During his years as a personal trainer, Jackson never lost sight of his role to educate his students and clients on these five basic movements of functional strength that enable people to perform everyday activities without restriction: pushing, pulling, squatting, twisting and bending.
“My job was to teach them how to do these movements safely, develop a routine for them and let them fly.” Jackson adds that clients should not have to pay a personal trainer forever.
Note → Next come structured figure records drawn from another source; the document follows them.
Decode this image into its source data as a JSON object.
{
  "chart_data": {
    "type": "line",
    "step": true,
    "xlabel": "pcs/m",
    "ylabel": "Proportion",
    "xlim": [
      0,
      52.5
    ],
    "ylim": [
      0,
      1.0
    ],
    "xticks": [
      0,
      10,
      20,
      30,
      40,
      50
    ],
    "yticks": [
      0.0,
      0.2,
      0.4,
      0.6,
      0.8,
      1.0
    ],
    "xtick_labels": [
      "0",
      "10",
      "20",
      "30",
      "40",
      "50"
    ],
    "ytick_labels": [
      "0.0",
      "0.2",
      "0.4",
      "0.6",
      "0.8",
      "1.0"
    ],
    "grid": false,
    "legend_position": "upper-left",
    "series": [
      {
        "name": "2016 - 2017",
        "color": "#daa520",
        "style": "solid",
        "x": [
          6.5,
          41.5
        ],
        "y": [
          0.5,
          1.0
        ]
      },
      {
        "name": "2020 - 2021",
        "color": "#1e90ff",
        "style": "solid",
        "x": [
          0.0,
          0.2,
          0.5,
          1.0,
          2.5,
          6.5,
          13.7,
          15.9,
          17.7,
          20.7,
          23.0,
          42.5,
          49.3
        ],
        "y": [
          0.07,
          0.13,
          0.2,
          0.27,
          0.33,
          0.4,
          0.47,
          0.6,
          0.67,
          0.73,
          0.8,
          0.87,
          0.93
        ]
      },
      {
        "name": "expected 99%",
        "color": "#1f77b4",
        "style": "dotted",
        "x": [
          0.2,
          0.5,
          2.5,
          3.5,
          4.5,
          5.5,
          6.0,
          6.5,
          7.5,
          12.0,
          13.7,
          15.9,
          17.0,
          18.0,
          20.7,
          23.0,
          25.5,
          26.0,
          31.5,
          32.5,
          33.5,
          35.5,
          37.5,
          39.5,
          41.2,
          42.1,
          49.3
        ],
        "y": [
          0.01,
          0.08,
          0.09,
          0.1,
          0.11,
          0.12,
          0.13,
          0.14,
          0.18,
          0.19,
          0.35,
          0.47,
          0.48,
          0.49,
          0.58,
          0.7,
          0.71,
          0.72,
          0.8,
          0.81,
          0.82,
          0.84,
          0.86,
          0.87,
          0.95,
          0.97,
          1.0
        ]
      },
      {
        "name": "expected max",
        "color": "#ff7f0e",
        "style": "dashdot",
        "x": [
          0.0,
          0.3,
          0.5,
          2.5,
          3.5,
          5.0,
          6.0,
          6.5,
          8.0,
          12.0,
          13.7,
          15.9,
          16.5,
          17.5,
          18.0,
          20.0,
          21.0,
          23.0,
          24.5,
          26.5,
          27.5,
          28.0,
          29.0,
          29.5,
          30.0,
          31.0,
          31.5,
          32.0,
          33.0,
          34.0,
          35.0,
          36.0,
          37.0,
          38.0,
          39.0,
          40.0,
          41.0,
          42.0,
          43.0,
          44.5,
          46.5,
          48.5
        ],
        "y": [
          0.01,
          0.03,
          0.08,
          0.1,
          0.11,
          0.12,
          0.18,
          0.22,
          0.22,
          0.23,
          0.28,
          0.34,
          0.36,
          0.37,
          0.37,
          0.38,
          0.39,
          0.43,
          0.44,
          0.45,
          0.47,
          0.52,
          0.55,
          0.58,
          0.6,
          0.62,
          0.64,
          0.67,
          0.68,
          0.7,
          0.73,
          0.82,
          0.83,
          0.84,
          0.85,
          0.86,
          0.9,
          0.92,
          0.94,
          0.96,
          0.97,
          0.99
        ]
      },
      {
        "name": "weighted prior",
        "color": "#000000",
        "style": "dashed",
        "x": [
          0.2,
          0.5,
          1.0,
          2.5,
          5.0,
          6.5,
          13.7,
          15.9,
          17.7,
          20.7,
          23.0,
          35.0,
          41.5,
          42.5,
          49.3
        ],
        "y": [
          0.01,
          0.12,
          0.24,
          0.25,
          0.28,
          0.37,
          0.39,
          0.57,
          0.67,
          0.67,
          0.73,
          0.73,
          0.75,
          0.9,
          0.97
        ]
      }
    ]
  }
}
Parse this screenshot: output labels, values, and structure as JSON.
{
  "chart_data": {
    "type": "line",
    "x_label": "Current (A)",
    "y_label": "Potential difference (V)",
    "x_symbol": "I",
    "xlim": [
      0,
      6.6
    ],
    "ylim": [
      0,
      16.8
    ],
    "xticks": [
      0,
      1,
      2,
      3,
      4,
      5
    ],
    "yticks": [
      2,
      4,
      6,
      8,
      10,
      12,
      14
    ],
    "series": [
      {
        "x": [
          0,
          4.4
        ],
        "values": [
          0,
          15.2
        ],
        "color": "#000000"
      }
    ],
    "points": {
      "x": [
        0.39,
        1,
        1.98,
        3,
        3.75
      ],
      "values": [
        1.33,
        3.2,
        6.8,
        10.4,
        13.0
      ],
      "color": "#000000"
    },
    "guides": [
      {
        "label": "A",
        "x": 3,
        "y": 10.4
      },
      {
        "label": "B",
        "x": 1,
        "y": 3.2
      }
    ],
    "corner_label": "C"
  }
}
The trainer’s role is to instill the knowledge in people so that they can continue to pursue fitness safely and confidently.
Jackson says his philosophy on nutrition has changed over the years. Aging slows the metabolism, and it results in weight gain if diet and exercise don’t come into play.
To be serious about your health, nutrition has to be front and center. “When adults are active, we burn the extra calories. But as we get older and do less, we have to make lifestyle changes,” he says.
One of the most important habits people can adopt at any age is to start their day with healthy, clean protein. Jackson’s morning ritual includes a hearty breakfast of oatmeal loaded with fiber, flaxseed meal, whey protein, raisins, ground ginger, turmeric and cinnamon.
He jokes that with everything in life, food should be enjoyed in moderation “You are the salt of the earth. If you put too much salt on something, you can’t eat it. It’s terrible. “
Gratitude and Balance
As a Vietnam War vet, Jackson ponders life, fate and the journey we are all on. “I’ve been in a lot of combat. The question is why did I get out of there and 52,000 others didn’t. I’m passing it up to God.”
He’s grateful for the simple things in life and feels blessed for every day he has here. “If you wake up every morning and you have a roof over your head and have something to eat and a car to drive, you’ve got everything in the world,” he says. “You have to see the world to understand how lucky and fortunate we really are.
”The bottom line, when you blow the fuzz off, is this has to be a life’s journey. You can’t just pick and choose what you like and don’t like. Because if you don’t have your health, then what quality of life do you have?”